You are viewing a plain text version of this content. The canonical link for it is here.
Posted to issues@spark.apache.org by "Yavgeni Hotimsky (JIRA)" <ji...@apache.org> on 2018/07/18 12:35:00 UTC

[jira] [Updated] (SPARK-24848) When a stage fails onStageCompleted is called before onTaskEnd

     [ https://issues.apache.org/jira/browse/SPARK-24848?page=com.atlassian.jira.plugin.system.issuetabpanels:all-tabpanel ]

Yavgeni Hotimsky updated SPARK-24848:
-------------------------------------
    Description: 
It seems that when a stage fails because one of it's tasks failed too many times the onStageCompleted callback of the SparkListener is called before the onTaskEnd listener for the failing task. We're using structured streaming in this case.

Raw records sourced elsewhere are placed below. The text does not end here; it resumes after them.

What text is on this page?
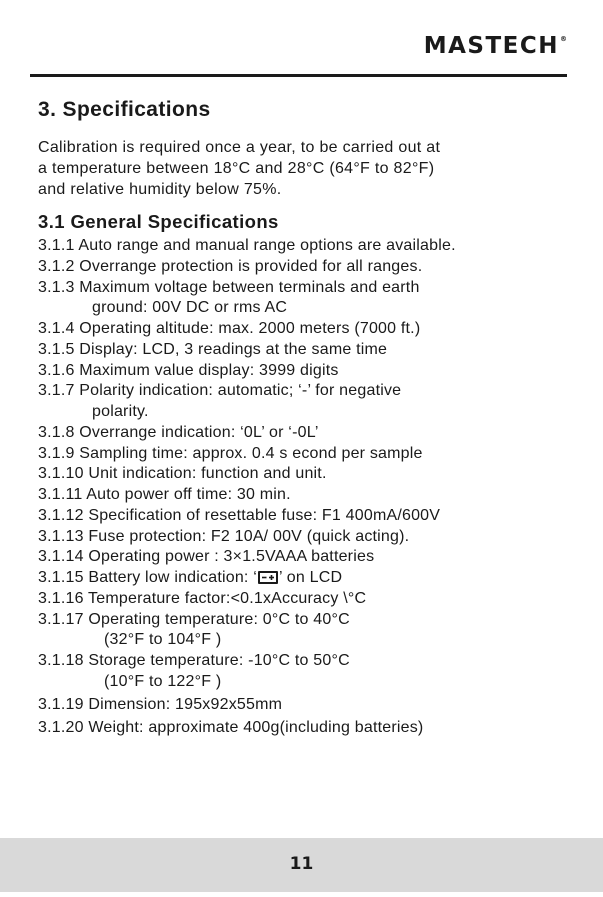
MASTECH®
3. Specifications

Calibration is required once a year, to be carried out at
a temperature between 18°C and 28°C (64°F to 82°F)
and relative humidity below 75%.

3.1 General Specifications
3.1.1 Auto range and manual range options are available.
3.1.2 Overrange protection is provided for all ranges.
3.1.3 Maximum voltage between terminals and earth
ground: 00V DC or rms AC
3.1.4 Operating altitude: max. 2000 meters (7000 ft.)
3.1.5 Display: LCD, 3 readings at the same time
3.1.6 Maximum value display: 3999 digits
3.1.7 Polarity indication: automatic; ‘-’ for negative
polarity.
3.1.8 Overrange indication: ‘0L’ or ‘-0L’
3.1.9 Sampling time: approx. 0.4 s econd per sample
3.1.10 Unit indication: function and unit.
3.1.11 Auto power off time: 30 min.
3.1.12 Specification of resettable fuse: F1 400mA/600V
3.1.13 Fuse protection: F2 10A/ 00V (quick acting).
3.1.14 Operating power : 3×1.5VAAA batteries
3.1.15 Battery low indication: ‘ ’ on LCD
3.1.16 Temperature factor:<0.1xAccuracy \°C
3.1.17 Operating temperature: 0°C to 40°C
(32°F to 104°F )
3.1.18 Storage temperature: -10°C to 50°C
(10°F to 122°F )
3.1.19 Dimension: 195x92x55mm
3.1.20 Weight: approximate 400g(including batteries)
11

We noticed this because we built a listener to track the precise number of active tasks to be exported as a metric and was using the stage callback to maintain a map from stage ids to some metadata extracted from the jobGroupId. The onStageCompleted listener was removing from the map to prevent unbounded memory usage and in this case I could see the onTaskEnd callback was being called after the onStageCompleted callback so it couldn't find the stageId in the map. We worked around it by replacing the map with a timed cache.

  was:
It seems that when a stage fails because one of it's tasks failed too many times the onStageCompleted callback of the SparkListener is called before the onTaskEnd listener for the failing task. We're using structured streaming in this case.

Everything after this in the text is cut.